The pressures in Caracas
Basic services and supplies are limited and declining due to strict government controls and rationing. The city of Caracas is also constrained by its geographical context, situated in a narrow valley, hemmed in by the steep sides of the Venezuelan coastal mountain range. As a result, Caracas is divided. A third of the city live in the self-built barrios, developed outside of the urban framework. They are spatially segregated from the formal city, where middle and upper class Caraqueños live in more conventional houses and high rises.
Day-to-day living has become a struggle for most Venezuelans, driven by political instability and economic turmoil. Caracas is a city of contrasts, urban and rural, formal and informal, divided by physical and psychological barriers. Among the issues that currently affect the city is the decrease in public spaces for leisure and entertainment, risk of security and violence, compounded by its dense population and deficiency of services. Despite the difficulties, there is hope. By engaging with the city’s fabric the people of Caracas are beginning to make their mark.
The Catalyst Cube
The first Catalyst Cube prototype launched in November 2019 – known locally as the ‘Cubo de Caracas’ – has played host to a programme of cultural activations and engagements. These include theatre, puppet shows, live music, education sessions, public speaking, exhibitions and 3D video mapping. It also hosted activities for the Day of People with Disabilities and other seasonal activities over the festive period. The local municipality have taken ownership of the Cube, curating the space with the wider community. Proposals started to come in from day one, with ideas from illustration workshops, stand-up comedy and performances to public lectures and film projections.
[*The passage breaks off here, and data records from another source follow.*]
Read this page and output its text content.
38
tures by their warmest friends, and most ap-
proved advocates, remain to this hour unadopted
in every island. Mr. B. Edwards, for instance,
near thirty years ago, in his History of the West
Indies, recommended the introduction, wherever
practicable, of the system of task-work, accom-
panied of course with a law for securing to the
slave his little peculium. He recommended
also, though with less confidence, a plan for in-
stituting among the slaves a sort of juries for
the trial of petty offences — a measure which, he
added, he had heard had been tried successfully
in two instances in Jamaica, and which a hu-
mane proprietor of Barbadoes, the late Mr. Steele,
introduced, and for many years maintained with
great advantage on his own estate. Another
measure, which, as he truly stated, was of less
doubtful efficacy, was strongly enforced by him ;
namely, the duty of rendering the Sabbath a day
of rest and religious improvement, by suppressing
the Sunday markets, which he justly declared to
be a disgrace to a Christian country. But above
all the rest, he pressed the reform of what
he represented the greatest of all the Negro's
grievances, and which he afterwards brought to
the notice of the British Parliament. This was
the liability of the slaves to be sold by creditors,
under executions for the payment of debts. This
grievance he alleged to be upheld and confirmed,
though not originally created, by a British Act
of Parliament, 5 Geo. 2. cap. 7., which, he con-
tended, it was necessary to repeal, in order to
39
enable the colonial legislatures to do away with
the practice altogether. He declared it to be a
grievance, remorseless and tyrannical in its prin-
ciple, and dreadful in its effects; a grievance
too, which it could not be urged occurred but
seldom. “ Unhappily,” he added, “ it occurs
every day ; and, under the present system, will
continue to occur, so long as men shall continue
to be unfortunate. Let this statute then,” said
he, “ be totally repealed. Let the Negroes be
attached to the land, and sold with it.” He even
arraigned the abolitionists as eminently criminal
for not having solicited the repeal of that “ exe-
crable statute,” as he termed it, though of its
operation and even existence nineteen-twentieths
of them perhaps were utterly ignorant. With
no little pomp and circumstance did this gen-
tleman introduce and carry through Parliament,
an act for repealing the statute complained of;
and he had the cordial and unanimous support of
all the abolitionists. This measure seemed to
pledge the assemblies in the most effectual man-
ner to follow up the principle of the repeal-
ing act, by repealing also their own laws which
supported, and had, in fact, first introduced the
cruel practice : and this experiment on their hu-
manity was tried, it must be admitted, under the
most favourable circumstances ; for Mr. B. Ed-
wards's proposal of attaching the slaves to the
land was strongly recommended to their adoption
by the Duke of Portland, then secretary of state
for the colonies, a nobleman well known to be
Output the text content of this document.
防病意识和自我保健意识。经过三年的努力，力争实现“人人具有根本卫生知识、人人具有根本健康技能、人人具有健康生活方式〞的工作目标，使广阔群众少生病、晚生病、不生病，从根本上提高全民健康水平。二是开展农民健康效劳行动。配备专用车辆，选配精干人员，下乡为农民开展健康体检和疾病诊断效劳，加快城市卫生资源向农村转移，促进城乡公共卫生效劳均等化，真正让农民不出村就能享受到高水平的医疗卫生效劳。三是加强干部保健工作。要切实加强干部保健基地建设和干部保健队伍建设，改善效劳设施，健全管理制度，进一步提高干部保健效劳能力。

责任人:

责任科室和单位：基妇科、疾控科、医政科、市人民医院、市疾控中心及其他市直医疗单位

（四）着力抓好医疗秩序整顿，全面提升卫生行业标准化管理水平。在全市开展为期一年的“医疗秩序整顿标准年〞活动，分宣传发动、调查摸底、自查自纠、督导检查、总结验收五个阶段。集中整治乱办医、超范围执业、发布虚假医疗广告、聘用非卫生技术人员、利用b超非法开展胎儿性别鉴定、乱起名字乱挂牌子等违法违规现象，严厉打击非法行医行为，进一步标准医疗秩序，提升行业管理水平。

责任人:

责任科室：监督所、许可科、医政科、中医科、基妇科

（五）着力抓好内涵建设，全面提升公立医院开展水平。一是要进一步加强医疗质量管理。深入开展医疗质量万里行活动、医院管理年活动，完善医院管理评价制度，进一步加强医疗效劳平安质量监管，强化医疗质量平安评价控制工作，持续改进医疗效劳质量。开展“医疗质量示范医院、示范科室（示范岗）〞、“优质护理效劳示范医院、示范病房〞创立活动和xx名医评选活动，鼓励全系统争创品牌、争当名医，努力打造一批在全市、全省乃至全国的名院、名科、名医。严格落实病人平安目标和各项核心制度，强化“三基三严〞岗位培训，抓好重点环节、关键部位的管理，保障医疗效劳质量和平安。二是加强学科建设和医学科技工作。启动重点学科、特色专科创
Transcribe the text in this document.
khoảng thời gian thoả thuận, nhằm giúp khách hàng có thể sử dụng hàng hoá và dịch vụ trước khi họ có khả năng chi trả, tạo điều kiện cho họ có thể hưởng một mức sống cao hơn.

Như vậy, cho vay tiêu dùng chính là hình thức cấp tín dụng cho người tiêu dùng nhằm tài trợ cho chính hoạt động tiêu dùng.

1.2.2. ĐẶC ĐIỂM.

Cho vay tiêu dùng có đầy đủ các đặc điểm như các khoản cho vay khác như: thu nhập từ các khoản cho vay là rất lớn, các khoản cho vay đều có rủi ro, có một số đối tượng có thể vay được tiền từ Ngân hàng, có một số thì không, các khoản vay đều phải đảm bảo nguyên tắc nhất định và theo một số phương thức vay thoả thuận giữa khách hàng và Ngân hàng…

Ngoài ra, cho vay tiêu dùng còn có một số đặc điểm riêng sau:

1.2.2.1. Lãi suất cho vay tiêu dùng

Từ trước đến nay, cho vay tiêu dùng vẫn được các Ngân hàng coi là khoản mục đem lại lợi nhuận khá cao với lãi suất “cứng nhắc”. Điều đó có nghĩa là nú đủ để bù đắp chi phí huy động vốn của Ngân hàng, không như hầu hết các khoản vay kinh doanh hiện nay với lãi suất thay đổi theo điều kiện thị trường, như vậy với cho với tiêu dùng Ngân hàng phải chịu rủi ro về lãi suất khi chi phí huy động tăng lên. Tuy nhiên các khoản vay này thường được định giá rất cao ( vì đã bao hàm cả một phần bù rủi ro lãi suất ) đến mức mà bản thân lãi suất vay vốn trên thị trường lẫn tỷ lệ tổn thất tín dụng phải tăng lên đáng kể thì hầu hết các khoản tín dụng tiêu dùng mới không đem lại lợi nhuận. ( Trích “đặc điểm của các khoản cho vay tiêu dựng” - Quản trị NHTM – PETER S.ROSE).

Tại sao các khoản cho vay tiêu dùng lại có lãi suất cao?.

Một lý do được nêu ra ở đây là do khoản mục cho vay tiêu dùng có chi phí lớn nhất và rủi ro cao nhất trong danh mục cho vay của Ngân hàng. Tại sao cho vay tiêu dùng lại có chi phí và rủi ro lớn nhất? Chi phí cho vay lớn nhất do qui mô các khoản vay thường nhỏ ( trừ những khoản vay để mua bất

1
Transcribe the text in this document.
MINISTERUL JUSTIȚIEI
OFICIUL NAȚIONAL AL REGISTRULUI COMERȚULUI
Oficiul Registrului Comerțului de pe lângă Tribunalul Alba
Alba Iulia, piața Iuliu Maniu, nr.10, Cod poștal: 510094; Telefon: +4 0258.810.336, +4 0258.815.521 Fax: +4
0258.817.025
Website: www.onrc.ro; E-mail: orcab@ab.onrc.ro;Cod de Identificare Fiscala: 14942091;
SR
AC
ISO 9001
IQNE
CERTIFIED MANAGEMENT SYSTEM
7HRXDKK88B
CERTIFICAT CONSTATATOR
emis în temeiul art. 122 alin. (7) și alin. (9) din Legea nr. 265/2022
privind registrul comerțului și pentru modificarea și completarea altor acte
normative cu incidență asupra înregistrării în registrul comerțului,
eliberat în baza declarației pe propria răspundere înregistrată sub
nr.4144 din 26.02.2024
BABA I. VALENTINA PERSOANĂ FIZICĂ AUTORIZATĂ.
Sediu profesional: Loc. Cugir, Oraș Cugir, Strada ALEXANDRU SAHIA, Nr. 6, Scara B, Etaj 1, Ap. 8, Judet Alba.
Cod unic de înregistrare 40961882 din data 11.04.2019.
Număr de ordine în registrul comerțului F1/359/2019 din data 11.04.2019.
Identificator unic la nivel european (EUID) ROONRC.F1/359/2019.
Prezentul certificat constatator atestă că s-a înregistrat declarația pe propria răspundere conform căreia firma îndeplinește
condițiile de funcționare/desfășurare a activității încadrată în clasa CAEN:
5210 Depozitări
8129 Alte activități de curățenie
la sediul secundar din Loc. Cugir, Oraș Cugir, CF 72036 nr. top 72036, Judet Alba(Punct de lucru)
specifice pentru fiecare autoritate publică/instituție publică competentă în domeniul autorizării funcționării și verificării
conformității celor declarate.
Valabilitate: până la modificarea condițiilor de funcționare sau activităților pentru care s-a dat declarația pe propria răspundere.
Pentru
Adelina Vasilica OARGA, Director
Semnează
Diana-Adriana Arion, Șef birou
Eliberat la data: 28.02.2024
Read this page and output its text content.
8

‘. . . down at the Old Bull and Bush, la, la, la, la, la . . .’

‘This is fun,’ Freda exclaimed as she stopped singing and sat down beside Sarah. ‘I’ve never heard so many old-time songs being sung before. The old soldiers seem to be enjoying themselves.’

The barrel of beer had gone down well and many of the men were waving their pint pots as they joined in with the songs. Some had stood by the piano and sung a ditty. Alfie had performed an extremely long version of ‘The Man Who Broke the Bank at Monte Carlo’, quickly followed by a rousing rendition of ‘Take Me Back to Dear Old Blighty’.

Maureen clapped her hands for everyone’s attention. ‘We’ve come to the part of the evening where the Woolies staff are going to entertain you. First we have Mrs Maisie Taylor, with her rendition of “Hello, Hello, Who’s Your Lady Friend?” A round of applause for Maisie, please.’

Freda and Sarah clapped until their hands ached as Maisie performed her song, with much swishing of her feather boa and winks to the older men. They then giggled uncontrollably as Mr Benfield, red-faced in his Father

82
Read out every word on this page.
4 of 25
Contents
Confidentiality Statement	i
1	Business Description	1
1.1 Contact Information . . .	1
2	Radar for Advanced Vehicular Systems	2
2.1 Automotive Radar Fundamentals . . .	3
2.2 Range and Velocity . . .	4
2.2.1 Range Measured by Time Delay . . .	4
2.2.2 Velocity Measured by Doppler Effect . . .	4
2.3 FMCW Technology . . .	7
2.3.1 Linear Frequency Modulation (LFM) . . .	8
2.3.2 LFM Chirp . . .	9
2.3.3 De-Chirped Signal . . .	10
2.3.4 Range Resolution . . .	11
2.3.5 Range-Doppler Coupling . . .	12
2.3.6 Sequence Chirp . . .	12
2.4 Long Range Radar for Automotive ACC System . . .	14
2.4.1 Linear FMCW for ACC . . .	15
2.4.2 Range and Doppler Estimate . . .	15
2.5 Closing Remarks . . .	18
Conversations with a number of communities interested in hosting the Cube in future locations throughout the coming year have been taking place.
Design Process: Cultural Exchange
Local partnerships were key to the successful design and development of the Catalyst Cube. The British Council worked with a local team led by Stefan Gyzl (Architect and Design lead), LuisRa Bergolla (Social / Cultural Engagement) and fabricators at Smith Falchetti in conjunction with ADJKM Architects. Alongside the professional team, early project ideas and their context were developed in collaboration with architecture students from Universidad Central de Venezuela and Simon Bolivar University. A simple paper viewfinder invited Caraqueños to frame and focus on the positives of the city, sharing their views with the hashtag #FocusCaracas. This allowed the team to approach the project with fresh eyes, understanding the city’s challenges and opportunities.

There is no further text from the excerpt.